KIM Eui-Gyeong: Born in Seoul, Korea, 1918. Drafted to Nanjing, China, 1938. Died in Wuhan, 2009
“I still remember how the Namdaemun gate looked back then, even though I cannot even speak Korean now because I have been living in China too long. Two Japanese men took me one day forcefully and I ended up being a ‘comfort woman’ in China. I was 20 years old. Around 30 women were transported with me on the same train, and we were repeatedly gang-raped by the Japanese men during our trip. I was given the Japanese name Akari in the comfort stations. Begging in the streets to survive after the war and wandering everywhere in towns and villages, I settled in Wuhan and married there.
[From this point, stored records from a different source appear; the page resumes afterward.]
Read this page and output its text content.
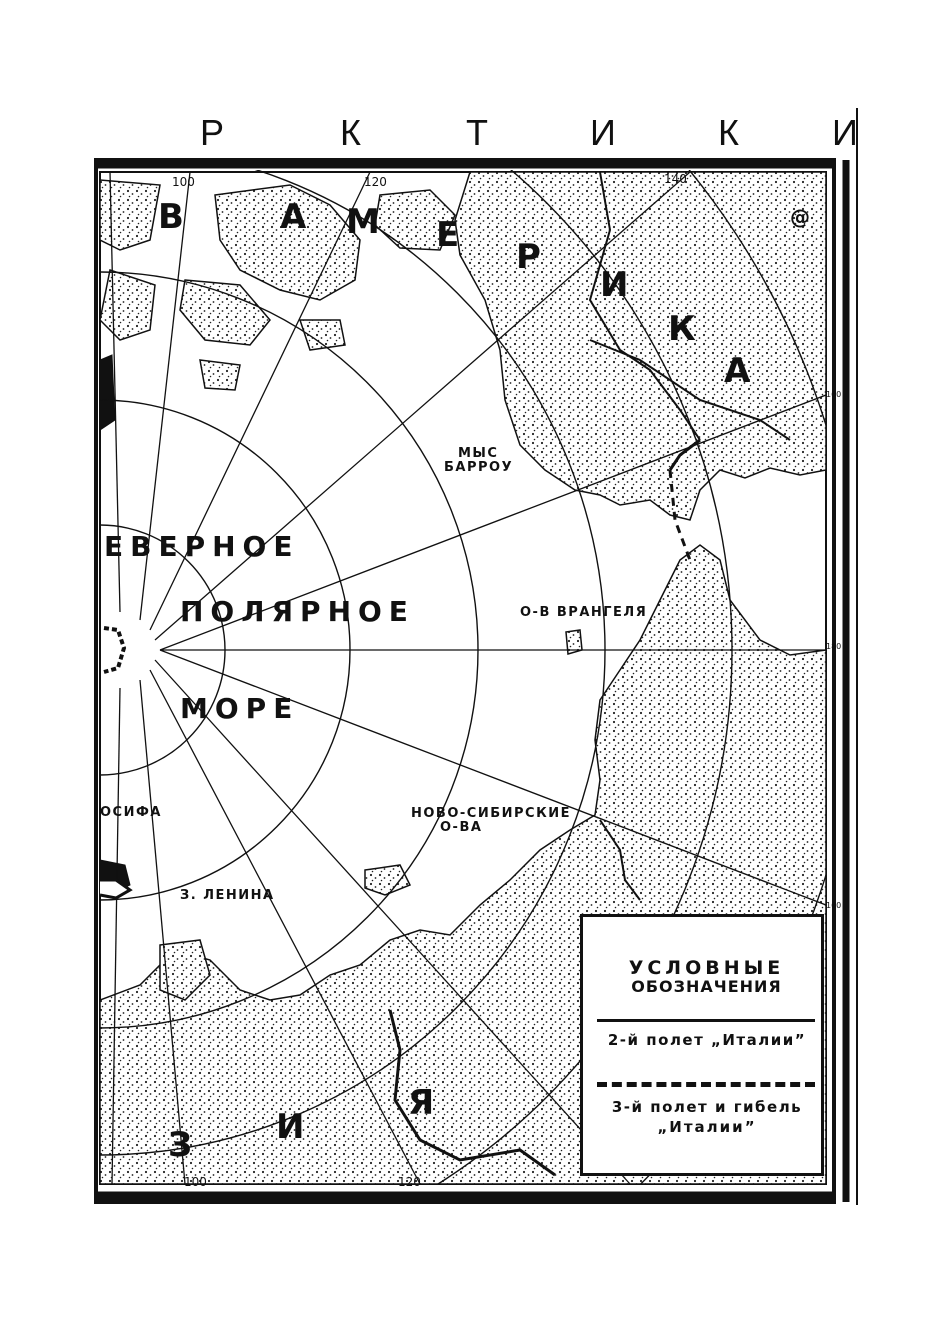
Р	К	Т	И	К	И
100	120	140
100	120
160
180
160
@
В	А М Е
Р
И
К
А
ЕВЕРНОЕ
ПОЛЯРНОЕ
МОРЕ
МЫС
БАРРОУ
О-В ВРАНГЕЛЯ
НОВО-СИБИРСКИЕ
О-ВА
ОСИФА
З. ЛЕНИНА
З И
Я
УСЛОВНЫЕ
ОБОЗНАЧЕНИЯ
2-й полет „Италии”
3-й полет и гибель
„Италии”
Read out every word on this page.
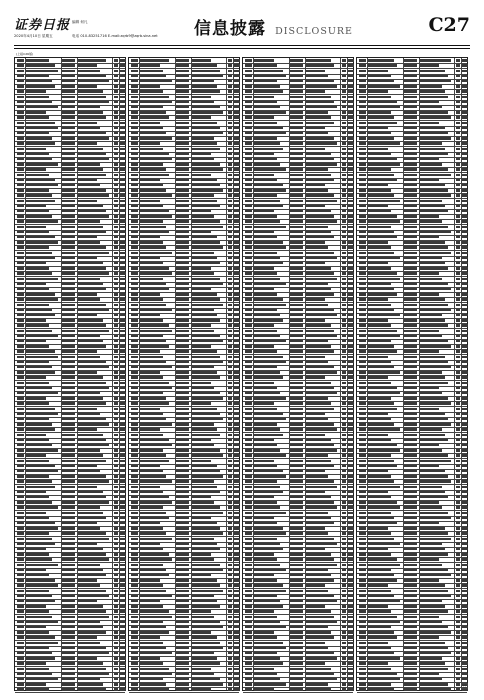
证券日报
2020年4月10日 星期五
编辑 何凡
电话 010-83251716 E-mail:zqrb9@zqrb.sina.net 信息披露 DISCLOSURE	C27
(上接C26版)
□
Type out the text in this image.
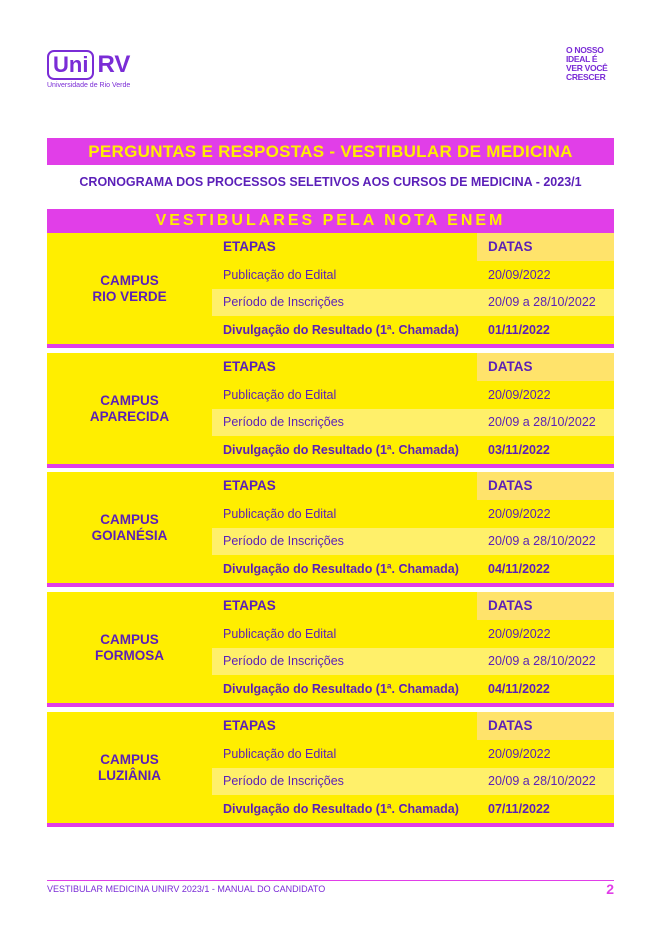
Uni RV
Universidade de Rio Verde
O NOSSO
IDEAL É
VER VOCÊ
CRESCER
PERGUNTAS E RESPOSTAS - VESTIBULAR DE MEDICINA
CRONOGRAMA DOS PROCESSOS SELETIVOS AOS CURSOS DE MEDICINA - 2023/1
VESTIBULARES PELA NOTA ENEM
CAMPUS
RIO VERDE
ETAPAS	DATAS
Publicação do Edital	20/09/2022
Período de Inscrições	20/09 a 28/10/2022
Divulgação do Resultado (1ª. Chamada)	01/11/2022
CAMPUS
APARECIDA
ETAPAS	DATAS
Publicação do Edital	20/09/2022
Período de Inscrições	20/09 a 28/10/2022
Divulgação do Resultado (1ª. Chamada)	03/11/2022
CAMPUS
GOIANÉSIA
ETAPAS	DATAS
Publicação do Edital	20/09/2022
Período de Inscrições	20/09 a 28/10/2022
Divulgação do Resultado (1ª. Chamada)	04/11/2022
CAMPUS
FORMOSA
ETAPAS	DATAS
Publicação do Edital	20/09/2022
Período de Inscrições	20/09 a 28/10/2022
Divulgação do Resultado (1ª. Chamada)	04/11/2022
CAMPUS
LUZIÂNIA
ETAPAS	DATAS
Publicação do Edital	20/09/2022
Período de Inscrições	20/09 a 28/10/2022
Divulgação do Resultado (1ª. Chamada)	07/11/2022
VESTIBULAR MEDICINA UNIRV 2023/1 - MANUAL DO CANDIDATO	2
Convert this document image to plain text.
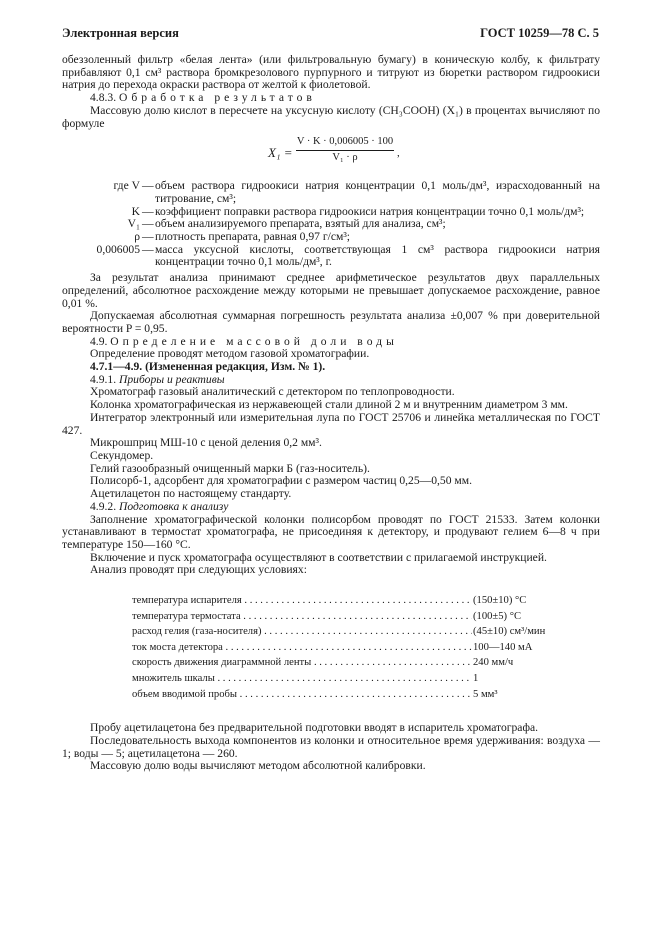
Электронная версия	ГОСТ 10259—78 С. 5

обеззоленный фильтр «белая лента» (или фильтровальную бумагу) в коническую колбу, к фильтрату прибавляют 0,1 см³ раствора бромкрезолового пурпурного и титруют из бюретки раствором гидроокиси натрия до перехода окраски раствора от желтой к фиолетовой.

4.8.3. Обработка результатов

Массовую долю кислот в пересчете на уксусную кислоту (CH₃COOH) (X₁) в процентах вычисляют по формуле

$X_1 = \frac{V \cdot K \cdot 0,006005 \cdot 100}{\text{V₁ · ρ}}$ ,
где V — объем раствора гидроокиси натрия концентрации 0,1 моль/дм³, израсходованный на титрование, см³;
K — коэффициент поправки раствора гидроокиси натрия концентрации точно 0,1 моль/дм³;
V₁ — объем анализируемого препарата, взятый для анализа, см³;
ρ — плотность препарата, равная 0,97 г/см³;
0,006005 — масса уксусной кислоты, соответствующая 1 см³ раствора гидроокиси натрия концентрации точно 0,1 моль/дм³, г.

За результат анализа принимают среднее арифметическое результатов двух параллельных определений, абсолютное расхождение между которыми не превышает допускаемое расхождение, равное 0,01 %.

Допускаемая абсолютная суммарная погрешность результата анализа ±0,007 % при доверительной вероятности P = 0,95.

4.9. Определение массовой доли воды

Определение проводят методом газовой хроматографии.

4.7.1—4.9. (Измененная редакция, Изм. № 1).

4.9.1. Приборы и реактивы

Хроматограф газовый аналитический с детектором по теплопроводности.

Колонка хроматографическая из нержавеющей стали длиной 2 м и внутренним диаметром 3 мм.

Интегратор электронный или измерительная лупа по ГОСТ 25706 и линейка металлическая по ГОСТ 427.

Микрошприц МШ-10 с ценой деления 0,2 мм³.

Секундомер.

Гелий газообразный очищенный марки Б (газ-носитель).

Полисорб-1, адсорбент для хроматографии с размером частиц 0,25—0,50 мм.

Ацетилацетон по настоящему стандарту.

4.9.2. Подготовка к анализу

Заполнение хроматографической колонки полисорбом проводят по ГОСТ 21533. Затем колонки устанавливают в термостат хроматографа, не присоединяя к детектору, и продувают гелием 6—8 ч при температуре 150—160 °С.

Включение и пуск хроматографа осуществляют в соответствии с прилагаемой инструкцией.

Анализ проводят при следующих условиях:

температура испарителя . . .	(150±10) °С
температура термостата . . .	(100±5) °С
расход гелия (газа-носителя) . . .	(45±10) см³/мин
ток моста детектора . . .	100—140 мА
скорость движения диаграммной ленты . . .	240 мм/ч
множитель шкалы . . .	1
объем вводимой пробы . . .	5 мм³

Пробу ацетилацетона без предварительной подготовки вводят в испаритель хроматографа.

Последовательность выхода компонентов из колонки и относительное время удерживания: воздуха — 1; воды — 5; ацетилацетона — 260.

Массовую долю воды вычисляют методом абсолютной калибровки.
However, my marriage life was so messy because of my secret that I was a [former] ‘comfort woman’ stuck in the back of my mind. I could not give birth, so we adopted a girl and brought her up as our daughter.”
PARK Woo-Deok: Born in Koseong, Korea, 1919. Drafted to Shandong, China, 1935. Died in Shanghai, 2007
“When I was small, my mother died, so my father got married again and my stepmother did not like me. I was 15 years old when I was lured away by the promises of job recruiters that I could earn a lot of money in China. I ended up being a ‘comfort woman’ in China. They deceived me. Ten months later, the comfort station owner sold me to a ‘massage shop’ in Shanghai, which a Russian woman managed for Japanese soldiers. After the war, I met a Korean man and we got married. I gave birth to a daughter. In April this year (2005), I visited Korea for the first time after the end of the war, and recovered my (South) Korean nationality. It was nice to be in Korea, my home country, but I missed my family in China terribly, and made up my mind to return home to them.”